By Mariateresa Totaro
From Manhattan to the Hamptons, from New Jersey to Miami. Every week, chef Pasquale Martinelli conquers the palates of wealthy Americans. Businessmen, showbiz stars like Nancy Pelosi, Henry Kissinger, Liza Minelli, Paul McCartney, Bloomberg, and famous athletes. He does this through dishes of Puglian tradition, based on simple yet excellent quality ingredients, which he cooks in their homes. Thus was born "Alloro New York Private Dining", a service of ultra-luxury dinners delivered at home.
The Puglian chef preparing luxury dinners at home
"The idea of cooking in people's homes came from one of my clients. Many years ago, I had opened - in partnership with others - a restaurant in New York, but we didn't get the license to serve alcohol. So I decided to sell my share, which was bought by an American surgeon. One day this person called me to cook at his villa in the Hamptons. I did it without even thinking about it, and then he paid me. So I understood that it could work."
Dinner after dinner, chef Martinelli, originally from Mola di Bari and a resident of New York for over twenty years, enters a circuit of widely spread charity events in the United States, as well as private parties. Through word of mouth, clients begin to call him, won over by his Italian and Puglian traditional dishes. "This surgeon had a foundation supporting children. He asked me if I wanted to donate one of my dinners for a charity auction, and so I started. One of these dinners was bought by one of the most famous journalists in the USA, Geraldo Rivera. The bids ranged from a few thousand to over tens of thousands of dollars."
Cooking in people's homes allows Pasquale Martinelli to express himself at his best and to show Americans what it really means for Italians to sit at the table together, which is much more than eating. "When I welcome my guests, I tell them: for the next few hours, I won't be your chef, but your grandmother. Because I believe that no one cooks with more love than grandmothers do." When he arrived in the USA, Pasquale began working in the most famous restaurants in Manhattan, but only when he founded Alloro could he convey his true idea of cooking, made up of simple dishes prepared with the best possible ingredients. Dishes that he creates according to the season and the equipment available. "If there's a wood-fired oven, for example, I make Altamura bread and serve it at the table with our Puglian olive oil. Americans go crazy for our bread. Sometimes they ask me to skip the main course and have more bread and oil."

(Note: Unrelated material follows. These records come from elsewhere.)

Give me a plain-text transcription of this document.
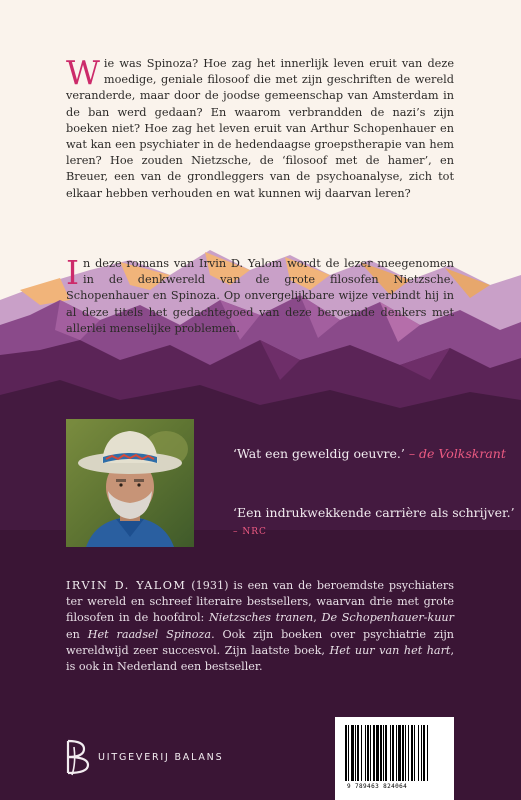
Wie was Spinoza? Hoe zag het innerlijk leven eruit van deze moedige, geniale filosoof die met zijn geschriften de wereld veranderde, maar door de joodse gemeenschap van Amsterdam in de ban werd gedaan? En waarom verbrandden de nazi’s zijn boeken niet? Hoe zag het leven eruit van Arthur Schopenhauer en wat kan een psychiater in de hedendaagse groepstherapie van hem leren? Hoe zouden Nietzsche, de ‘filosoof met de hamer’, en Breuer, een van de grondleggers van de psychoanalyse, zich tot elkaar hebben verhouden en wat kunnen wij daarvan leren?

In deze romans van Irvin D. Yalom wordt de lezer meegenomen in de denkwereld van de grote filosofen Nietzsche, Schopenhauer en Spinoza. Op onvergelijkbare wijze verbindt hij in al deze titels het gedachtegoed van deze beroemde denkers met allerlei menselijke problemen.

‘Wat een geweldig oeuvre.’ – de Volkskrant

‘Een indrukwekkende carrière als schrijver.’ – NRC

IRVIN D. YALOM (1931) is een van de beroemdste psychiaters ter wereld en schreef literaire bestsellers, waarvan drie met grote filosofen in de hoofdrol: Nietzsches tranen, De Schopenhauer-kuur en Het raadsel Spinoza. Ook zijn boeken over psychiatrie zijn wereldwijd zeer succesvol. Zijn laatste boek, Het uur van het hart, is ook in Nederland een bestseller.

UITGEVERIJ BALANS
9 789463 824064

From the market to the table
But the Puglian chef has also deepened nutritional aspects over time, to propose even more balanced and healthy dishes: "I attended various courses, including one in Nutrition Sciences at Stanford University. I was fascinated by the fact that my classmates were dietitians and doctors, and I was the only chef. Everything I learned during the lessons brought me back home, to the way I grew up, to the dishes of my childhood. The simple cuisine that we should stop calling poor because it is the most precious thing there is." However, his mission is to tell the relationship that Italians have with food, which "starts from physically going shopping and not ordering online. Touching the fruit and vegetables, looking at what you are about to buy. Dedicate time to cook something. I brought a piece of my Puglia here and I bring it with me to every house where I go to cook."
Today, together with his team, Martinelli works for events of all kinds, always and constantly enhancing home cooking: "I prepare legumes, lamb with lampascioni, trays of artichokes and peas. Some dishes initially generate skepticism, but when they taste them, they have no doubts." And where does he shop? He goes around New York a bit and beyond. The vegetables come from Union Square Farmers Market or from some farms in Connecticut, New Jersey, and Pennsylvania. The octopus, however, no. That strictly comes from his Mola di Bari. "Sometimes my clients get emotional when they taste my dishes. I believe it's the greatest gratitude that a chef can have. Here I learned that there is food off the plate and on the plate. And what's off the plate is just as important. It takes you to distant places, it tells you how a recipe was prepared, where its ingredients come from, and all the love behind it."